“Lucy has been in the village, though it has been so wet. She says there is a very sad commotion going on. Young Jack Hodge, the blacksmith’s son—tell your papa, Lucy,” said Lady Curtis with a sigh.
“I don’t think it is so very bad,” said Lucy, getting up to make the tea which had just been brought in. “And I am sure papa will not think so; but his mother is making a great fuss. She has got the Dissenting minister over from Oakenden to comfort her; and to hear him speak, you would think it was very bad indeed.”
“What has happened,” said Sir John, “and why did not Bertie go?”

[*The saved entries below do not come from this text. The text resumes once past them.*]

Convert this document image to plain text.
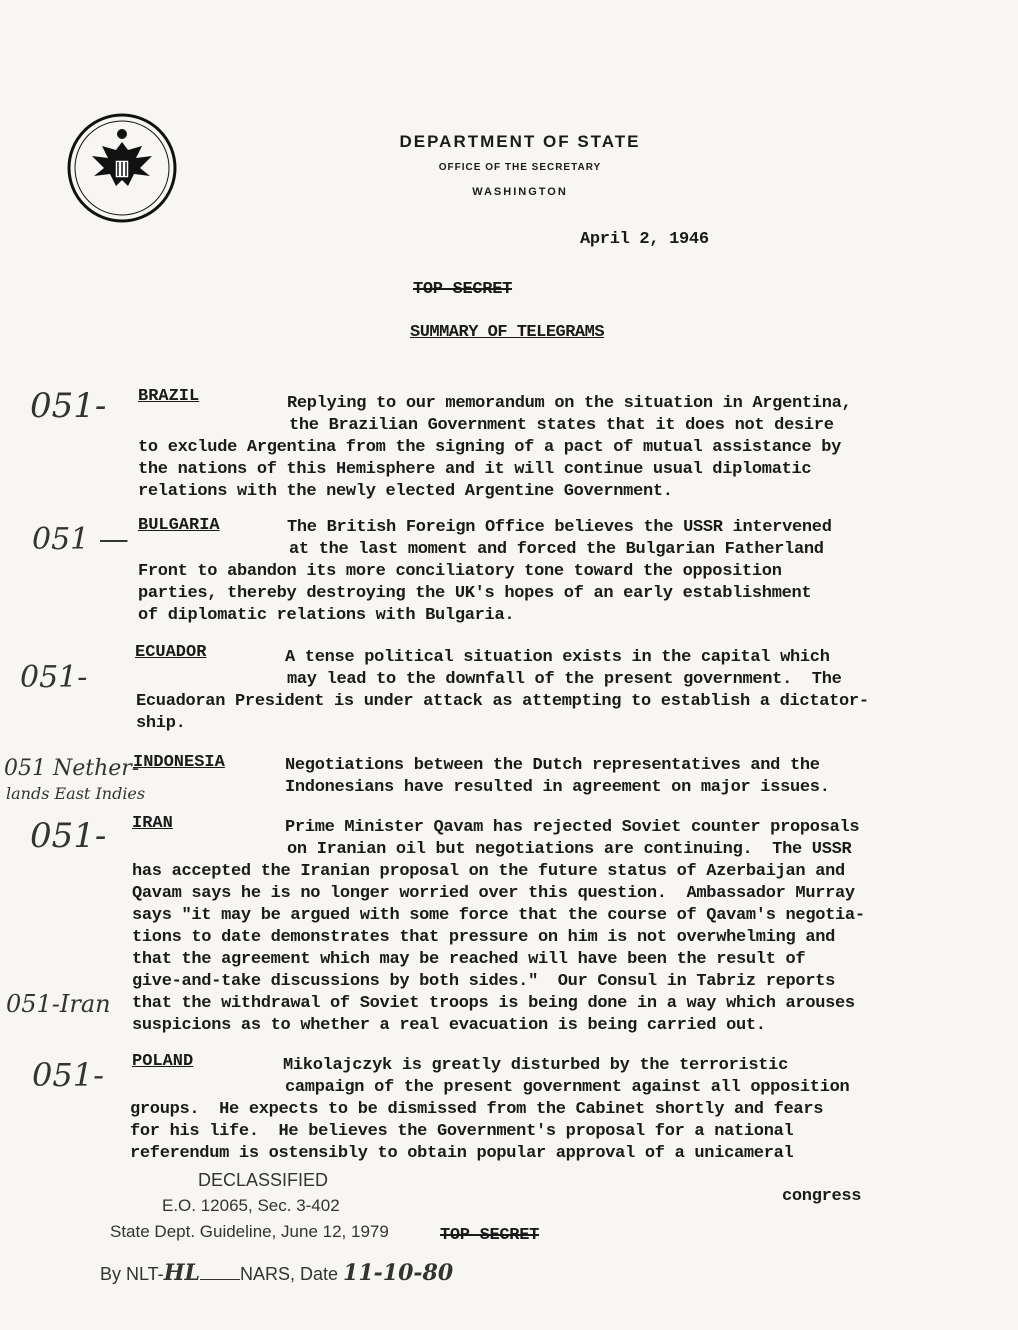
DEPARTMENT OF STATE
OFFICE OF THE SECRETARY
WASHINGTON
April 2, 1946
TOP SECRET
SUMMARY OF TELEGRAMS
051- BRAZIL	Replying to our memorandum on the situation in Argentina,
the Brazilian Government states that it does not desire
to exclude Argentina from the signing of a pact of mutual assistance by
the nations of this Hemisphere and it will continue usual diplomatic
relations with the newly elected Argentine Government.
051 — BULGARIA	The British Foreign Office believes the USSR intervened
at the last moment and forced the Bulgarian Fatherland
Front to abandon its more conciliatory tone toward the opposition
parties, thereby destroying the UK's hopes of an early establishment
of diplomatic relations with Bulgaria.
051-
ECUADOR	A tense political situation exists in the capital which
may lead to the downfall of the present government.  The
Ecuadoran President is under attack as attempting to establish a dictator-
ship.
051 Nether-
lands East Indies
INDONESIA	Negotiations between the Dutch representatives and the
Indonesians have resulted in agreement on major issues.
051- IRAN	Prime Minister Qavam has rejected Soviet counter proposals
on Iranian oil but negotiations are continuing.  The USSR
has accepted the Iranian proposal on the future status of Azerbaijan and
Qavam says he is no longer worried over this question.  Ambassador Murray
says "it may be argued with some force that the course of Qavam's negotia-
tions to date demonstrates that pressure on him is not overwhelming and
that the agreement which may be reached will have been the result of
give-and-take discussions by both sides."  Our Consul in Tabriz reports
that the withdrawal of Soviet troops is being done in a way which arouses
suspicions as to whether a real evacuation is being carried out.
051-Iran
051- POLAND	Mikolajczyk is greatly disturbed by the terroristic
campaign of the present government against all opposition
groups.  He expects to be dismissed from the Cabinet shortly and fears
for his life.  He believes the Government's proposal for a national
referendum is ostensibly to obtain popular approval of a unicameral
congress
TOP SECRET
DECLASSIFIED
E.O. 12065, Sec. 3-402
State Dept. Guideline, June 12, 1979
By NLT-HL NARS, Date 11-10-80
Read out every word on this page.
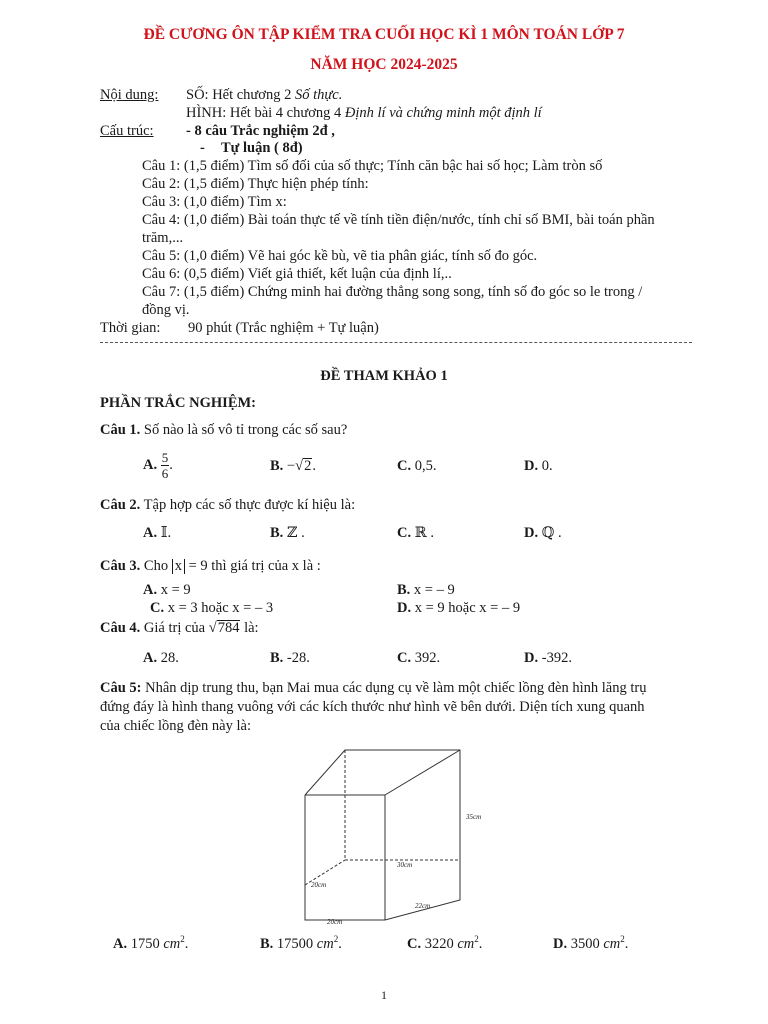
ĐỀ CƯƠNG ÔN TẬP KIỂM TRA CUỐI HỌC KÌ 1 MÔN TOÁN LỚP 7
NĂM HỌC 2024-2025
Nội dung: SỐ: Hết chương 2 Số thực.
HÌNH: Hết bài 4 chương 4 Định lí và chứng minh một định lí
Cấu trúc: - 8 câu Trắc nghiệm 2đ ,
- Tự luận ( 8đ)
Câu 1: (1,5 điểm) Tìm số đối của số thực; Tính căn bậc hai số học; Làm tròn số
Câu 2: (1,5 điểm) Thực hiện phép tính:
Câu 3: (1,0 điểm) Tìm x:
Câu 4: (1,0 điểm) Bài toán thực tế về tính tiền điện/nước, tính chỉ số BMI, bài toán phần
trăm,...
Câu 5: (1,0 điểm) Vẽ hai góc kề bù, vẽ tia phân giác, tính số đo góc.
Câu 6: (0,5 điểm) Viết giả thiết, kết luận của định lí,..
Câu 7: (1,5 điểm) Chứng minh hai đường thẳng song song, tính số đo góc so le trong /
đồng vị.
Thời gian: 90 phút (Trắc nghiệm + Tự luận)
ĐỀ THAM KHẢO 1
PHẦN TRẮC NGHIỆM:
Câu 1. Số nào là số vô tỉ trong các số sau?
A. $\frac{5}{6}$ .	B. −√2.	C. 0,5.	D. 0.
Câu 2. Tập hợp các số thực được kí hiệu là:
A. 𝕀.	B. ℤ .	C. ℝ .	D. ℚ .
Câu 3. Cho x = 9 thì giá trị của x là :
A. x = 9	B. x = – 9
C. x = 3 hoặc x = – 3	D. x = 9 hoặc x = – 9
Câu 4. Giá trị của √784 là:
A. 28.	B. -28.	C. 392.	D. -392.
Câu 5: Nhân dịp trung thu, bạn Mai mua các dụng cụ về làm một chiếc lồng đèn hình lăng trụ
đứng đáy là hình thang vuông với các kích thước như hình vẽ bên dưới. Diện tích xung quanh
của chiếc lồng đèn này là:
35cm
30cm
20cm
22cm
20cm
A. 1750 $cm^2$.	B. 17500 $cm^2$.	C. 3220 $cm^2$.	D. 3500 $cm^2$.
1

“Oh, Bertie, papa! what is the good of Bertie? There is a look in his nose as if he smelt something disagreeable whenever he goes into one of the cottages. The people cannot put up with it, and why should they? I think the Dissenter was better on the whole. Jack has gone for a soldier, that is all. I tried to say there was nothing so very dreadful in that; but they would not listen to me.”
“That is all the fault of your Dissenters,” said Sir John, “why shouldn’t the lad go for a soldier? They would do away with poor people altogether, these Dissenters if they could—and soldiers too I suppose. They would leave us all defenceless, at the mercy of anybody that chooses to make a run at us. They never have anything themselves. I suppose that is the reason why.”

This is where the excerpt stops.